# What Substrate



## daza.141 (1 Oct 2012)

Hi, so im starting a planted aquarium, i currently have a sprinkle of irish peat moss then a generous layer of john innes no:3 conpost and then was planning on adding a layer or akadama but after doing some research i have found out that the john innes compost raises gh in the tank and i was planning on having a load of cherry shrimp in there my friend has this too and his shrimp keep dieing so im planning on changed my substrate does anybody no of any good ones at a reasonable price as i dont have lots to splash out   many thanks Darren.


----------



## jack-rythm (1 Oct 2012)

I'm keen to see peoples opinion as that friend of darrens is me....


----------



## wazuck (1 Oct 2012)

Tmc nutrasoil? Cheaper than ada soil but amazing stuff. That's what I'm running in my tank on JD optiwhite


----------



## jack-rythm (1 Oct 2012)

of course! wish I had of thought of tmc! think u can get it pretty cheap too...


----------



## jack-rythm (2 Oct 2012)

This is from BigTom...

Hi Jack,

I've used JI3 and various other commercial composts in shrimp tanks without any issue. However, be aware that soils, unless mineralised, will leach large amounts of ammonia and fertilisers for the first few weeks or even months. Unless you have a large, healthy plant bioload to suck all that up, then it could be whats doing for your shrimp, assuming the tank is relatively newly set up.
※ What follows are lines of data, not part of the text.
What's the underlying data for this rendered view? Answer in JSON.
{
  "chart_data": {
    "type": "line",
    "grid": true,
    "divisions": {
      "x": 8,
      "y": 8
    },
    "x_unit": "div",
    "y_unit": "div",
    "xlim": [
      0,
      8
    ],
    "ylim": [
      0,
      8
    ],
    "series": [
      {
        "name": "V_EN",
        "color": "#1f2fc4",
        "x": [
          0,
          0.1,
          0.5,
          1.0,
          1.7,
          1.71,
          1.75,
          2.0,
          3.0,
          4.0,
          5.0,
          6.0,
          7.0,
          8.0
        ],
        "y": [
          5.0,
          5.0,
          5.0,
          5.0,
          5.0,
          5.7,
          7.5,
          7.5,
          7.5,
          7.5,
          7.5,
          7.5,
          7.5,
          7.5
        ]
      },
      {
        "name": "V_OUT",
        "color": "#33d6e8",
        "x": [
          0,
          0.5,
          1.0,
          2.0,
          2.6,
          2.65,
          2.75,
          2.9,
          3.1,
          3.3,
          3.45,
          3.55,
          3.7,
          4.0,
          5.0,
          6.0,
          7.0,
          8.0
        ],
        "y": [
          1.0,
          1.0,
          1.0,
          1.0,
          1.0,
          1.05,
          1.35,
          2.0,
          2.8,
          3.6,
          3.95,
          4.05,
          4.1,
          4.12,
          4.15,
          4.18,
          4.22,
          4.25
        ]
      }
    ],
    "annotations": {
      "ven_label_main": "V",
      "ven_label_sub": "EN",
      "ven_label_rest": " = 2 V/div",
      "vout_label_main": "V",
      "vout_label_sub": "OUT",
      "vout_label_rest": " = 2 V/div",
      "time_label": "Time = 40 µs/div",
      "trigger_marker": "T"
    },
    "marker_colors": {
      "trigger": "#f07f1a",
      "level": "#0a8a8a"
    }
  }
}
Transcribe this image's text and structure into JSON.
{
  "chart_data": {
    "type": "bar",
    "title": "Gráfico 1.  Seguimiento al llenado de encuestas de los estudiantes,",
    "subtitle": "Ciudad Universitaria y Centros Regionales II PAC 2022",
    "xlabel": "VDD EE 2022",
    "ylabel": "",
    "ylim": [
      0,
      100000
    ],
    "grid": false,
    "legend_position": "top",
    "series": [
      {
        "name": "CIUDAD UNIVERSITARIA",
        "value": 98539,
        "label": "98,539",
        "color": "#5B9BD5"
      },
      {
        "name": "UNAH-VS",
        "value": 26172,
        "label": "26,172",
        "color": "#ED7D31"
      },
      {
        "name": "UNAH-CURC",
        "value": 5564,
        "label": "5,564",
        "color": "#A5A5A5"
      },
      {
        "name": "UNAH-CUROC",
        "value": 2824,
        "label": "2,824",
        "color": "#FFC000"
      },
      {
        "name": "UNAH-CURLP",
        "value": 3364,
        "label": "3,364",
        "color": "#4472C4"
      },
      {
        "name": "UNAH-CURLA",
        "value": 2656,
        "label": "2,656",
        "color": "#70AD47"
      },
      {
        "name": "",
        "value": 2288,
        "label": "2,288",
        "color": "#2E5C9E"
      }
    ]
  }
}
I guess its also possible that you're getting heavy swings in pH and/or water hardness between water changes which is unsettling them, although mine always seemed pretty bombproof. Hard to say without testing for it.

As ever, my advice would be to increase the water changes and introduce some fast growing floating or emergent plants that aren't CO2 limited to use up any excess ammonia. You could also try adding some purigen to the filter, can't hurt.


----------